Re: [PATCH] ocfs2: kill osb->system_file_mutex lock
From: Tetsuo Handa
Date: Thu May 14 2026 - 03:09:42 EST
Hi Heming,
I would like to clarify why the expectation of "being called only once" is logically
incorrect, reply to your concern regarding the reference count leak and explain why
this patch is completely safe and sufficient.
1. get_local_system_inode() can fail under memory pressure:
get_local_system_inode() allocates memory internally. Under heavy memory pressure,
this allocation can fail and return NULL. When this happens, the caller
ocfs2_get_system_file_inode() must fall back to calling _ocfs2_get_system_file_inode()
again to read the inode from disk. Therefore, the filesystem design must inherently
support multiple calls to _ocfs2_get_system_file_inode().

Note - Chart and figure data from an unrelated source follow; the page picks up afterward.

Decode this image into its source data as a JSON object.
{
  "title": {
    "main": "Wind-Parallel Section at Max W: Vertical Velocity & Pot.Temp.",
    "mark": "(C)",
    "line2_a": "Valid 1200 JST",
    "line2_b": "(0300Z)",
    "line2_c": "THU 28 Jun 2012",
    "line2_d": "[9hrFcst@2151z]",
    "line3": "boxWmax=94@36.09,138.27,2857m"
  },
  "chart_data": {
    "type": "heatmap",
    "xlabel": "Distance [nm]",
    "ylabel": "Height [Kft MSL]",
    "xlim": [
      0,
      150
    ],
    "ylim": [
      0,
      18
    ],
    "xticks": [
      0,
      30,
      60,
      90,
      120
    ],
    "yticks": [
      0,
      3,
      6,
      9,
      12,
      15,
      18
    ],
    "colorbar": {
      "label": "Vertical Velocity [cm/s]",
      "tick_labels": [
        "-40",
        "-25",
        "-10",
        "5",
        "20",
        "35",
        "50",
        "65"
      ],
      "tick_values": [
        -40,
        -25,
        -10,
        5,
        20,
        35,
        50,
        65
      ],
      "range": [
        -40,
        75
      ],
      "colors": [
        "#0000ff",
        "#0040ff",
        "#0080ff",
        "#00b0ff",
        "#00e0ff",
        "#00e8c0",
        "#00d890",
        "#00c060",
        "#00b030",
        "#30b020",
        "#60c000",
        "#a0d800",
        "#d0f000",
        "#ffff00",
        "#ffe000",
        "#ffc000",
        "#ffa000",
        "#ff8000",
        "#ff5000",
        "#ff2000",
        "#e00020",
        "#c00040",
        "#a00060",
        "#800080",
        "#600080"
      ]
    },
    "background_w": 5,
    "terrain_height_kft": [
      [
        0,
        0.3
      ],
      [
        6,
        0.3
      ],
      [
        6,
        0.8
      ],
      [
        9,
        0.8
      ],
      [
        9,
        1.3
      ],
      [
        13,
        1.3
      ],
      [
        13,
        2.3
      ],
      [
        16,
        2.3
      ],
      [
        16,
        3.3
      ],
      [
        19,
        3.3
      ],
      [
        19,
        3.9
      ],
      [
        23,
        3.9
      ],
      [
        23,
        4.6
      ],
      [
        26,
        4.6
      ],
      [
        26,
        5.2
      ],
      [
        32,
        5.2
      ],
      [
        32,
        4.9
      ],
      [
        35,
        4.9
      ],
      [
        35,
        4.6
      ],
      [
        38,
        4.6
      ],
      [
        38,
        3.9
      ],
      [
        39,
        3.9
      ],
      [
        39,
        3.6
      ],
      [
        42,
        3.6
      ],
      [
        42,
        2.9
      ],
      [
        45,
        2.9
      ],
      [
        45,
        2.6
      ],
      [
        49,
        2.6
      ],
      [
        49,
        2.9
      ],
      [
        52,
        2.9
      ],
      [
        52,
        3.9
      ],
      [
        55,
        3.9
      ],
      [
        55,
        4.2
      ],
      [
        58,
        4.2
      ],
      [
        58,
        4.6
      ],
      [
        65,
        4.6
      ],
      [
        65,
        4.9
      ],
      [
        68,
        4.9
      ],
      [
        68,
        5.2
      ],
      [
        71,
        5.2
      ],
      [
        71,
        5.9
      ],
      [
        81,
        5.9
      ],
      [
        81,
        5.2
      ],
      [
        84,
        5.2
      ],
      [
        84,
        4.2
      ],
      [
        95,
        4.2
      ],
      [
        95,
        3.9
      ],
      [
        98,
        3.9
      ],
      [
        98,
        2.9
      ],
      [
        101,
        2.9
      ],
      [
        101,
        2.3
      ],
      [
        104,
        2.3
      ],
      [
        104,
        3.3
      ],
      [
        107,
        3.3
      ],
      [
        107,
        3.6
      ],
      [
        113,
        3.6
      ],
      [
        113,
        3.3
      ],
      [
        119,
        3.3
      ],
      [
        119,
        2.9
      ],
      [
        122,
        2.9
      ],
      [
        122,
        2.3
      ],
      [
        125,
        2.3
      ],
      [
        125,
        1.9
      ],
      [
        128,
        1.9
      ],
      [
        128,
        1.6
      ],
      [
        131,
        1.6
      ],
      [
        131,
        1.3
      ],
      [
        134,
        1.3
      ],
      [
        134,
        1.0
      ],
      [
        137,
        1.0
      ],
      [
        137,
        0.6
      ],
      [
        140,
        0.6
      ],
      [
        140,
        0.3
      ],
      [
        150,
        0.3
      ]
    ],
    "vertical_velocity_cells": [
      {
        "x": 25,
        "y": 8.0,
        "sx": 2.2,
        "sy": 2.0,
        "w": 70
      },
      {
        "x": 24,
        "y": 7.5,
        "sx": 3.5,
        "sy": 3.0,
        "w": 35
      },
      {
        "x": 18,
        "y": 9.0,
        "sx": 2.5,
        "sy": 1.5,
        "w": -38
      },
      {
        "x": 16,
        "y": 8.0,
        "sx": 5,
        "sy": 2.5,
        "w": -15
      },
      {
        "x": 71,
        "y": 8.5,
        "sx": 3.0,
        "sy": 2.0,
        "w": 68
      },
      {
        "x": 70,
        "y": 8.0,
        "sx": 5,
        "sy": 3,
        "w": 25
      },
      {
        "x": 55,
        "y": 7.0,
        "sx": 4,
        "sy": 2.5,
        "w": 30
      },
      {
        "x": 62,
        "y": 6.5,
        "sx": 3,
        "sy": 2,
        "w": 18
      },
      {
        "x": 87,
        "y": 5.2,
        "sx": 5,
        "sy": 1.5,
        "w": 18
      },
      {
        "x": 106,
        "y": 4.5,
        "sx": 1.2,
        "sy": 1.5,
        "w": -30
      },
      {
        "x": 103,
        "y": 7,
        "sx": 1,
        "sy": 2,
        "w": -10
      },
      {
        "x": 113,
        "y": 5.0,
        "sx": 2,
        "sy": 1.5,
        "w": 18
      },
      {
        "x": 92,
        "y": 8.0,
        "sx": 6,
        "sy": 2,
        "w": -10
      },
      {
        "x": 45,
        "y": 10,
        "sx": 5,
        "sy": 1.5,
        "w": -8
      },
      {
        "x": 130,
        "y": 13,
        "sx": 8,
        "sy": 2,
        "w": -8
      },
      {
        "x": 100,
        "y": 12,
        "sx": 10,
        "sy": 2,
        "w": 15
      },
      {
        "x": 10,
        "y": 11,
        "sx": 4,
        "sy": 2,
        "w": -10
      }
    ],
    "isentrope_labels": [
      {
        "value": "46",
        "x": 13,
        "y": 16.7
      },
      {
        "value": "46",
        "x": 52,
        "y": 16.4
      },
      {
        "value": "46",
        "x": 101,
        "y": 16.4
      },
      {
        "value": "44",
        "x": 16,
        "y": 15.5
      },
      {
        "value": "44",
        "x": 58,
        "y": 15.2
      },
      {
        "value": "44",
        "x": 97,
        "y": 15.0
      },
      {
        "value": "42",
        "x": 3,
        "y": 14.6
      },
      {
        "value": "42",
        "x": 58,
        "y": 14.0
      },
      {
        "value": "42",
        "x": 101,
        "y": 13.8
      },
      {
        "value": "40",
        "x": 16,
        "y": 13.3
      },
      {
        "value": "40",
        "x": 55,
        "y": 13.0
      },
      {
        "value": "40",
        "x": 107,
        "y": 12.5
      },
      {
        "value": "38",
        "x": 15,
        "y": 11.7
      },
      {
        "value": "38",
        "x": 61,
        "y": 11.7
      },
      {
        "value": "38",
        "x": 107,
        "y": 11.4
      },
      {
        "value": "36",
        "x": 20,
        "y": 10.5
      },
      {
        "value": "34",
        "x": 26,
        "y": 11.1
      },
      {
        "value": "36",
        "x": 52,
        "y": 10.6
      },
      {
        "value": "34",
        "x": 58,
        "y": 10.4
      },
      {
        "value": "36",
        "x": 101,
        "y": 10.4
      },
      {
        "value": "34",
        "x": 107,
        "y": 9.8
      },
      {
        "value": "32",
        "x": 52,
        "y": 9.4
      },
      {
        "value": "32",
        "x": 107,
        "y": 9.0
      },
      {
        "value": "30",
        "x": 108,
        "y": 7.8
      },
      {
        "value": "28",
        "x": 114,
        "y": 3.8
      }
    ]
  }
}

2. Why cmpxchg() is sufficient and safe without the mutex:
The only thing the system_file_mutex is needed was to prevent a race where two
threads concurrently execute _ocfs2_get_system_file_inode(), obtain the SAME inode
pointer (since the underlying VFS iget_locked() returns the identical address for
the same slot), and both mistakenly invoke igrab() on it, leading to a reference
count leak.
This patch perfectly solves that race condition by using cmpxchg() on the target
pointer array slot:
* The thread that wins the cmpxchg() successfully initializes the slot with the
fetched inode and get the extra refcount because it is the first time to store
into the slot.
* The thread that loses the cmpxchg() detects that another thread has already
initialized the slot with the exact same inode. The loser thread returns
without getting the extra refcount because it is not the first time to store
into the slot.
Therefore, the reference counting contract is strictly and atomically maintained.
No references are leaked, and the array slot is never corrupted.
3. Standard filesystems do not use a global mutex for this:
Standard filesystems (like Ext4's ext4_get_journal_inode or XFS's
xfs_qm_init_quotainos) rely entirely on the VFS layer's internal hashing/locking (e.g.,
iget_locked) to serialize metadata/system inode lookups. OCFS2's system_file_mutex is a
redundant global lock that heavily pollutes the lock dependency graph, triggering
possible deadlock warnings that block us from testing and fixing genuine deadlocks.
Since the cmpxchg() approach guarantees atomic slot initialization + igrab(), the global
mutex is completely redundant and should be removed.
Regards.